Impact on fintech companies: Challenges and opportunities.
- New opportunities for innovation: PSD3/PSR is expected to drive further innovation in payments, lending, insurance, and other financial service areas. PSD3/PSR presents a significant opportunity for fintechs by addressing the uneven competition between banks and non-bank Payment Service Providers (PSPs), a recognized issue within PSD2. A key objective of PSR is to enhance access, whether direct or indirect, to payment systems and bank accounts for non-bank PSPs. This aims to level the playing field and create a more inclusive and competitive landscape for fintech companies. They can leverage the benefits of account-to-account payments that, according to Fintech Futures, can be up to 90% cheaper than other payment methods. A2A transactions also offer the benefit of real-time processing, allowing for instant payments and reducing the risk of credit loss and fraud.
- API Standardization: PSD3/PSR aims to introduce API standardization, creating a unified market and promoting seamless integration among various stakeholders. This standardization will facilitate interoperability and enhance the quality of services. Significant changes under PSR include the mandatory provision of a dedicated interface for open banking data access, except in exceptional cases. Additionally, the requirement for account servicing PSPs to maintain a permanent ‘fallback’ interface is removed, except in authorized exceptional circumstances. The introduction of additional requirements for dedicated interfaces covers performance and functionalities. To enhance user convenience, Account Serving Payment Service Providers (ASPSPs) must provide an open banking “dashboard” allowing users to easily manage their permissions and withdraw data access from specific open banking providers. Zimpler uses open banking APIs to streamline the payment process by accessing customers’ account information and initiating payments directly from their bank accounts. This makes standardized APIs accessible for increased efficiency.
- Regulatory compliance and licensing: Fintech companies will need to ensure compliance with the updated regulations outlined in PSD3/PSR. The directive will review the licensing process for payment institutions and third-party payment providers, ensuring appropriate entry, operation, and oversight standards.
- Data sharing and security: PSD3/PSR will address data access challenges faced by open banking providers and emphasize stringent data protection measures. Fintech companies can benefit from secure data-sharing arrangements while prioritizing consumer trust and privacy.
- Increased competition and market diversification: PSD3/PSR aims to level the playing field for non-bank payment suppliers, fostering healthy competition within the financial services market. Fintech companies will be able to expand their market share and provide innovative solutions to consumers.
The forthcoming PSD3/PSR represents a significant step forward in regulating digital payments and banking services in the European Union.

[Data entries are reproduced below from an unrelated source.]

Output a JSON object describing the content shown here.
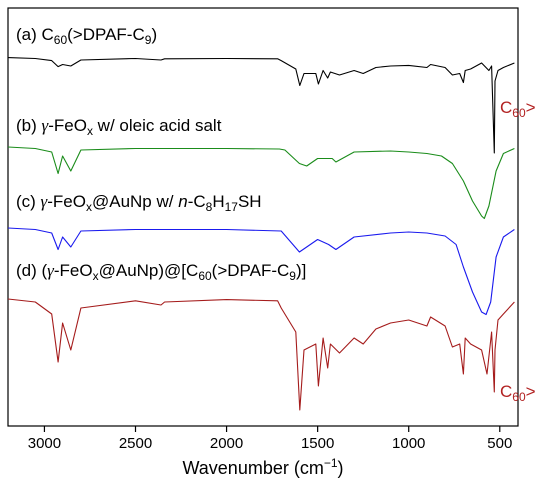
{
  "chart_data": {
    "type": "line",
    "xlabel": "Wavenumber (cm",
    "xlabel_sup": "−1",
    "xlabel_end": ")",
    "xlim": [
      3200,
      400
    ],
    "x_reversed": true,
    "x_ticks": [
      3000,
      2500,
      2000,
      1500,
      1000,
      500
    ],
    "x_tick_labels": [
      "3000",
      "2500",
      "2000",
      "1500",
      "1000",
      "500"
    ],
    "y_axis_labeled": false,
    "colors": {
      "a": "#000000",
      "b": "#1a8c1a",
      "c": "#1a1aee",
      "d": "#a51c1c",
      "annotation": "#b22222"
    },
    "series": [
      {
        "key": "a",
        "label_parts": {
          "prefix": "(a) C",
          "sub1": "60",
          "mid": "(>DPAF-C",
          "sub2": "9",
          "end": ")"
        },
        "x": [
          3200,
          3050,
          2960,
          2925,
          2900,
          2855,
          2800,
          2500,
          2360,
          2340,
          2000,
          1720,
          1700,
          1620,
          1598,
          1575,
          1510,
          1496,
          1470,
          1445,
          1430,
          1380,
          1300,
          1250,
          1180,
          1100,
          1000,
          900,
          880,
          800,
          760,
          720,
          700,
          690,
          660,
          600,
          560,
          545,
          530,
          526,
          510,
          480,
          420
        ],
        "y": [
          0.02,
          0.05,
          0.12,
          0.32,
          0.25,
          0.3,
          0.1,
          0.05,
          0.1,
          0.06,
          0.05,
          0.06,
          0.12,
          0.4,
          0.95,
          0.55,
          0.55,
          0.9,
          0.45,
          0.7,
          0.5,
          0.6,
          0.45,
          0.55,
          0.35,
          0.3,
          0.28,
          0.35,
          0.25,
          0.35,
          0.6,
          0.55,
          0.85,
          0.45,
          0.4,
          0.2,
          0.45,
          0.3,
          3.2,
          0.8,
          0.45,
          0.35,
          0.2
        ]
      },
      {
        "key": "b",
        "label_parts": {
          "greek": "γ",
          "prefix": "(b) ",
          "mid": "-FeO",
          "sub1": "x",
          "end": " w/ oleic acid salt"
        },
        "x": [
          3200,
          3050,
          2960,
          2925,
          2900,
          2855,
          2800,
          2500,
          2000,
          1710,
          1680,
          1600,
          1560,
          1500,
          1420,
          1400,
          1300,
          1100,
          1000,
          900,
          820,
          760,
          700,
          650,
          600,
          585,
          560,
          520,
          480,
          420
        ],
        "y": [
          0.02,
          0.05,
          0.12,
          0.55,
          0.2,
          0.5,
          0.08,
          0.05,
          0.05,
          0.06,
          0.08,
          0.35,
          0.4,
          0.25,
          0.25,
          0.32,
          0.12,
          0.1,
          0.12,
          0.15,
          0.2,
          0.35,
          0.7,
          1.1,
          1.4,
          1.45,
          1.2,
          0.5,
          0.15,
          0.05
        ]
      },
      {
        "key": "c",
        "label_parts": {
          "greek": "γ",
          "prefix": "(c) ",
          "mid": "-FeO",
          "sub1": "x",
          "mid2": "@AuNp w/ ",
          "italic": "n",
          "mid3": "-C",
          "sub2": "8",
          "mid4": "H",
          "sub3": "17",
          "end": "SH"
        },
        "x": [
          3200,
          3050,
          2960,
          2925,
          2900,
          2855,
          2800,
          2500,
          2000,
          1700,
          1600,
          1560,
          1500,
          1440,
          1400,
          1300,
          1100,
          1000,
          900,
          800,
          740,
          700,
          650,
          600,
          575,
          550,
          520,
          480,
          420
        ],
        "y": [
          0.02,
          0.05,
          0.12,
          0.45,
          0.2,
          0.4,
          0.08,
          0.05,
          0.05,
          0.08,
          0.5,
          0.4,
          0.25,
          0.35,
          0.45,
          0.2,
          0.12,
          0.1,
          0.12,
          0.18,
          0.35,
          0.8,
          1.3,
          1.7,
          1.75,
          1.5,
          0.6,
          0.2,
          0.05
        ]
      },
      {
        "key": "d",
        "label_parts": {
          "prefix": "(d) (",
          "greek": "γ",
          "mid": "-FeO",
          "sub1": "x",
          "mid2": "@AuNp)@[C",
          "sub2": "60",
          "mid3": "(>DPAF-C",
          "sub3": "9",
          "end": ")]"
        },
        "x": [
          3200,
          3050,
          2960,
          2925,
          2900,
          2855,
          2800,
          2500,
          2360,
          2340,
          2000,
          1720,
          1700,
          1620,
          1598,
          1575,
          1510,
          1496,
          1470,
          1445,
          1430,
          1380,
          1300,
          1250,
          1180,
          1100,
          1000,
          900,
          880,
          800,
          760,
          720,
          700,
          690,
          660,
          600,
          570,
          545,
          530,
          526,
          510,
          480,
          420
        ],
        "y": [
          0.05,
          0.1,
          0.3,
          1.1,
          0.45,
          0.9,
          0.2,
          0.08,
          0.15,
          0.1,
          0.06,
          0.08,
          0.2,
          0.6,
          1.9,
          0.9,
          0.8,
          1.5,
          0.7,
          1.2,
          0.8,
          0.95,
          0.7,
          0.8,
          0.55,
          0.45,
          0.4,
          0.5,
          0.35,
          0.5,
          0.85,
          0.8,
          1.3,
          0.7,
          0.8,
          0.9,
          1.3,
          0.6,
          1.6,
          0.9,
          0.4,
          0.3,
          0.1
        ]
      }
    ],
    "annotations": [
      {
        "text_main": "C",
        "text_sub": "60",
        "text_end": ">",
        "near_series": "a"
      },
      {
        "text_main": "C",
        "text_sub": "60",
        "text_end": ">",
        "near_series": "d"
      }
    ]
  }
}
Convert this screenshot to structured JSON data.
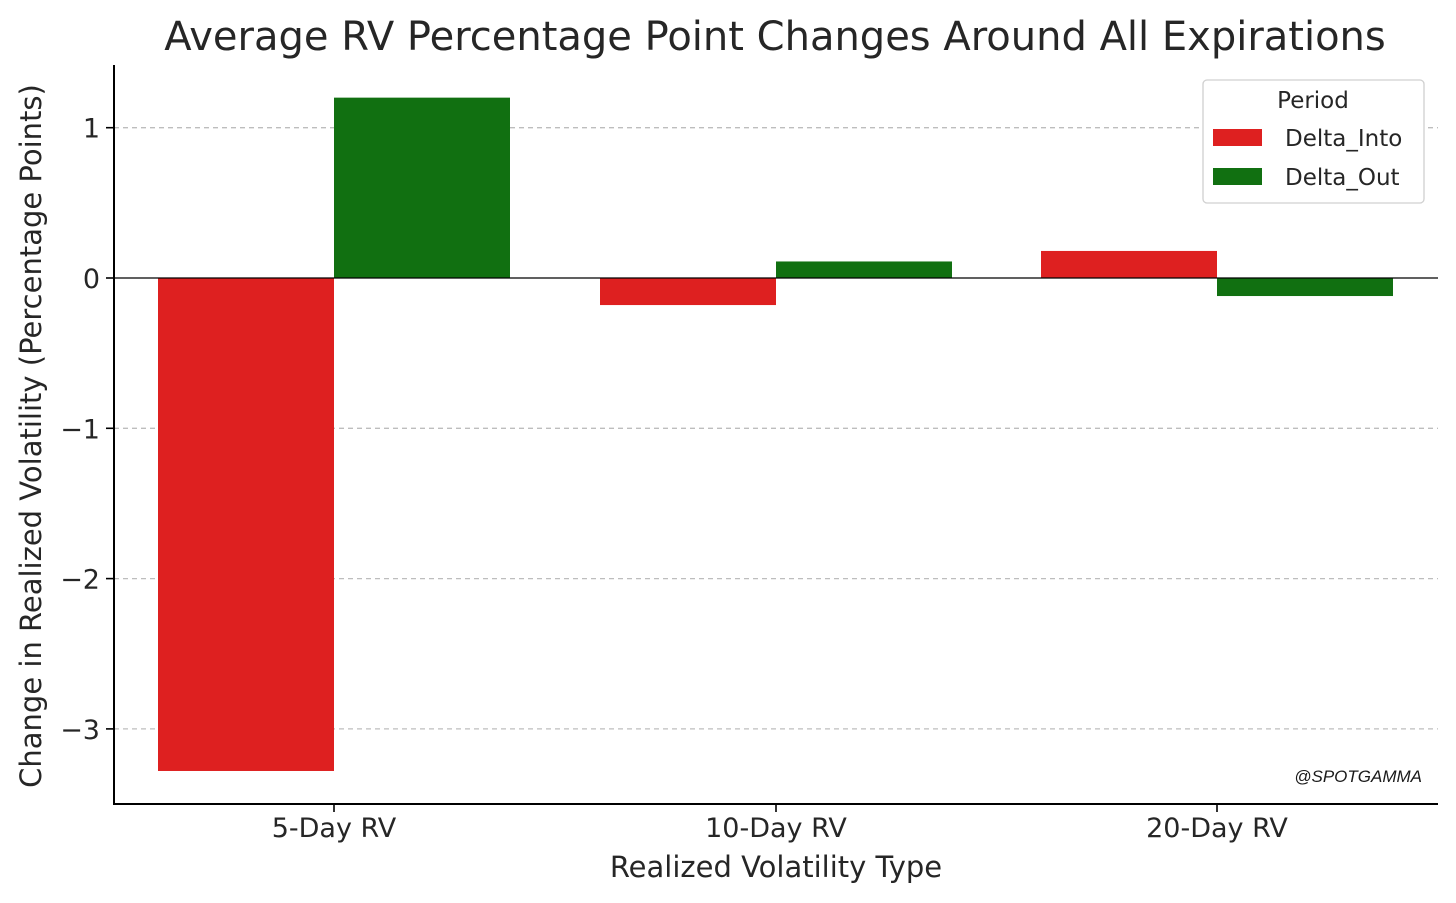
{
  "chart_data": {
    "type": "bar",
    "title": "Average RV Percentage Point Changes Around All Expirations",
    "xlabel": "Realized Volatility Type",
    "ylabel": "Change in Realized Volatility (Percentage Points)",
    "categories": [
      "5-Day RV",
      "10-Day RV",
      "20-Day RV"
    ],
    "series": [
      {
        "name": "Delta_Into",
        "color": "#de2020",
        "values": [
          -3.28,
          -0.18,
          0.18
        ]
      },
      {
        "name": "Delta_Out",
        "color": "#117011",
        "values": [
          1.2,
          0.11,
          -0.12
        ]
      }
    ],
    "ylim": [
      -3.5,
      1.42
    ],
    "yticks": [
      1,
      0,
      -1,
      -2,
      -3
    ],
    "ytick_labels": [
      "1",
      "0",
      "−1",
      "−2",
      "−3"
    ],
    "grid": "y-dashed",
    "legend": {
      "title": "Period",
      "placement": "top-right"
    }
  },
  "watermark": "@SPOTGAMMA"
}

By addressing key challenges and embracing emerging opportunities, PSD3/PSR aims to enhance customer protection, facilitate cross-border payments, and promote innovation in the fintech sector.
As fintech companies navigate the evolving regulatory landscape, they must prepare for the potential impact of PSD3/PSR by prioritizing regulatory compliance, leveraging standardized APIs, and embracing data protection measures. Using a payment solution, like Zimpler, could realize these benefits faster.

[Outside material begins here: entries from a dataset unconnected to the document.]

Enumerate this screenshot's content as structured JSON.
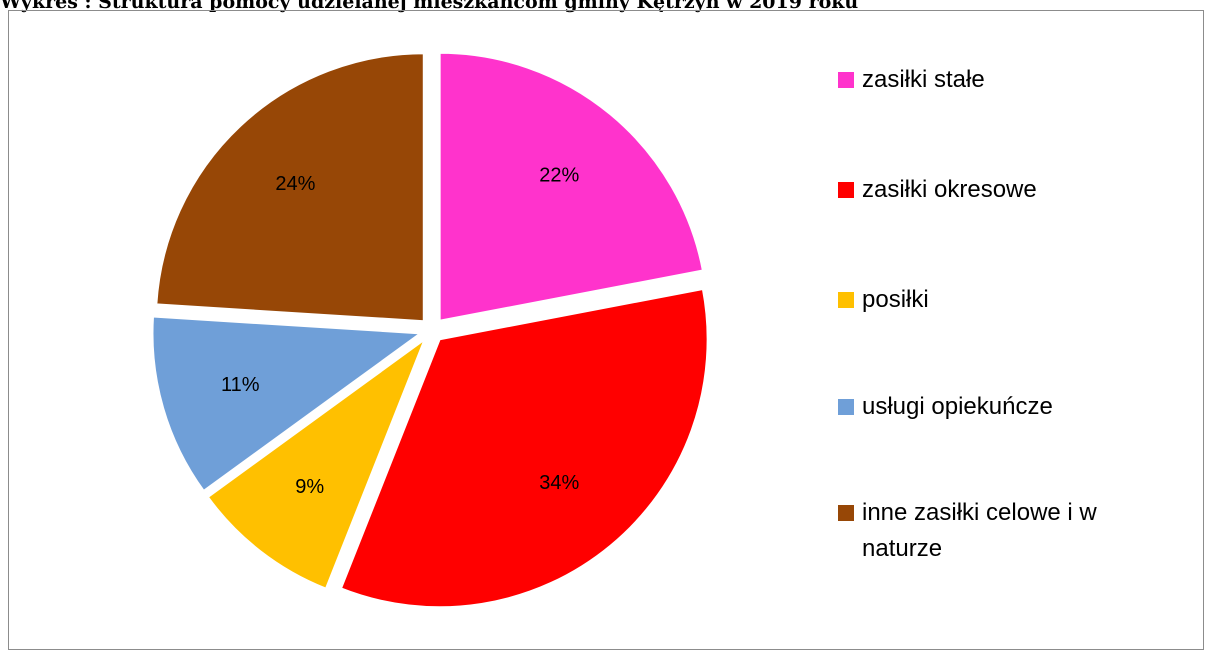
{
  "chart_data": {
    "type": "pie",
    "title": "Wykres : Struktura pomocy udzielanej mieszkańcom gminy Kętrzyn w 2019 roku",
    "categories": [
      "zasiłki stałe",
      "zasiłki okresowe",
      "posiłki",
      "usługi opiekuńcze",
      "inne zasiłki celowe i w naturze"
    ],
    "values": [
      22,
      34,
      9,
      11,
      24
    ],
    "value_labels": [
      "22%",
      "34%",
      "9%",
      "11%",
      "24%"
    ],
    "colors": [
      "#ff33cc",
      "#ff0000",
      "#ffc000",
      "#6f9fd8",
      "#974706"
    ],
    "legend": "right"
  }
}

With PSD3/PSR’s emphasis on secure and seamless transactions, the future of digital payments in Europe holds promising prospects for businesses and consumers.
The information contained in this post is intended for informational purposes only, and should not be relied upon for professional advice of any kind. Zimpler does not make any representation or warranty as to the completeness or accuracy of the information, and assumes no liability or responsibility that may result from reliance on such information.